Children with Miller syndrome are born with underdeveloped cheek bones (malar hypoplasia) and a very small lower jaw (micrognathia). They often have an opening in the roof of the mouth (cleft palate) and/or a split in the upper lip (cleft lip). These abnormalities frequently cause feeding problems in infants with Miller syndrome. The airway is usually restricted due to the micrognathia, which can lead to life-threatening breathing problems.
People with Miller syndrome often have eyes that slant downward, eyelids that turn out so the inner surface is exposed (ectropion), and a notch in the lower eyelids called an eyelid coloboma. Many affected individuals have small, cup-shaped ears, and some have hearing loss caused by defects in the middle ear (conductive hearing loss). Another feature of this condition is the presence of extra nipples. Miller syndrome does not affect a person's intelligence, although speech development may be delayed due to hearing impairment.

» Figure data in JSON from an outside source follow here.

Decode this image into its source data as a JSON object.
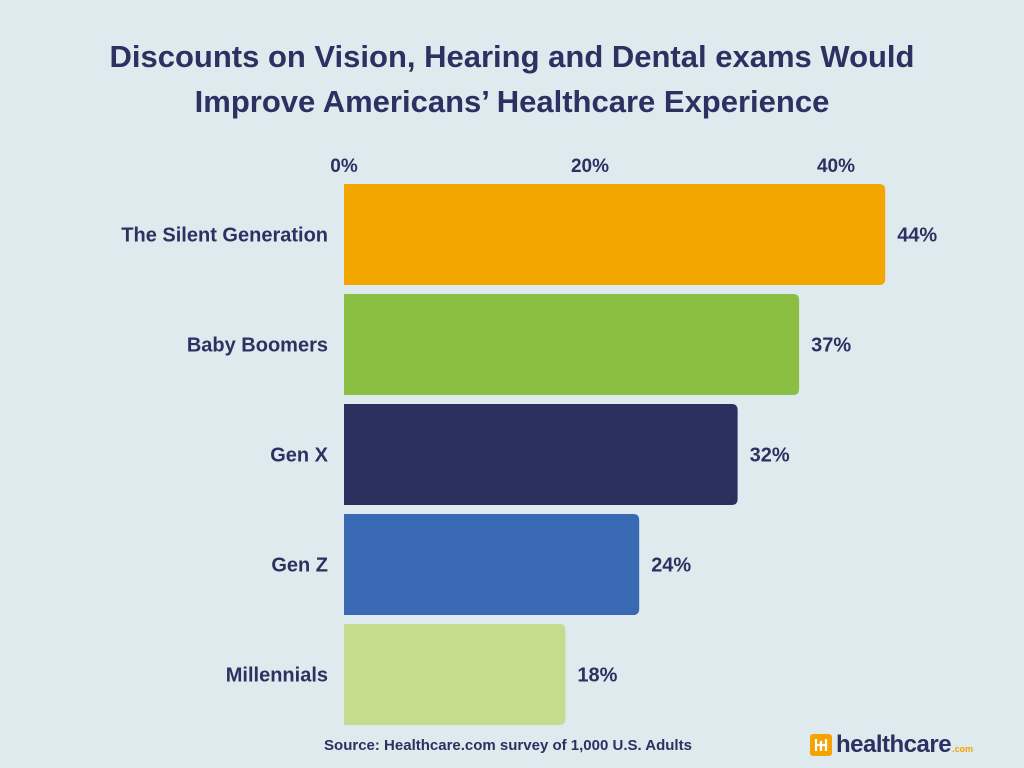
{
  "title_lines": [
    "Discounts on Vision, Hearing and Dental exams Would",
    "Improve Americans’  Healthcare Experience"
  ],
  "source": "Source: Healthcare.com survey of 1,000 U.S. Adults",
  "logo": {
    "text": "healthcare",
    "suffix": ".com",
    "brand_color": "#f4a300"
  },
  "chart_data": {
    "type": "bar",
    "orientation": "horizontal",
    "categories": [
      "The Silent Generation",
      "Baby Boomers",
      "Gen X",
      "Gen Z",
      "Millennials"
    ],
    "values": [
      44,
      37,
      32,
      24,
      18
    ],
    "value_labels": [
      "44%",
      "37%",
      "32%",
      "24%",
      "18%"
    ],
    "colors": [
      "#f4a600",
      "#8abf44",
      "#2b2f5e",
      "#3a69b3",
      "#c5db8e"
    ],
    "x_ticks": [
      0,
      20,
      40
    ],
    "x_tick_labels": [
      "0%",
      "20%",
      "40%"
    ],
    "x_axis_position": "top",
    "grid": false,
    "legend": "none"
  }
}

Individuals with Miller syndrome have various bone abnormalities in their arms and legs. The most common problem is absent fifth (pinky) fingers and toes. Affected individuals may also have webbed or fused fingers or toes (syndactyly) and abnormally formed bones in the forearms and lower legs. People with Miller syndrome sometimes have defects in other bones, such as the ribs or spine.
Miller syndrome is a rare disorder; it is estimated to affect fewer than 1 in 1 million newborns. At least 30 cases have been reported in the medical literature.
I am embarrassed to admit that when I first examined the patient I completely failed to notice that he had 4 fingers on each hand! The resident who was with me had seen the patient before and knew about his Miller syndrome and pointed out some other features that this patient had. It was a good wake-up call for me about how to do a full physical assessment.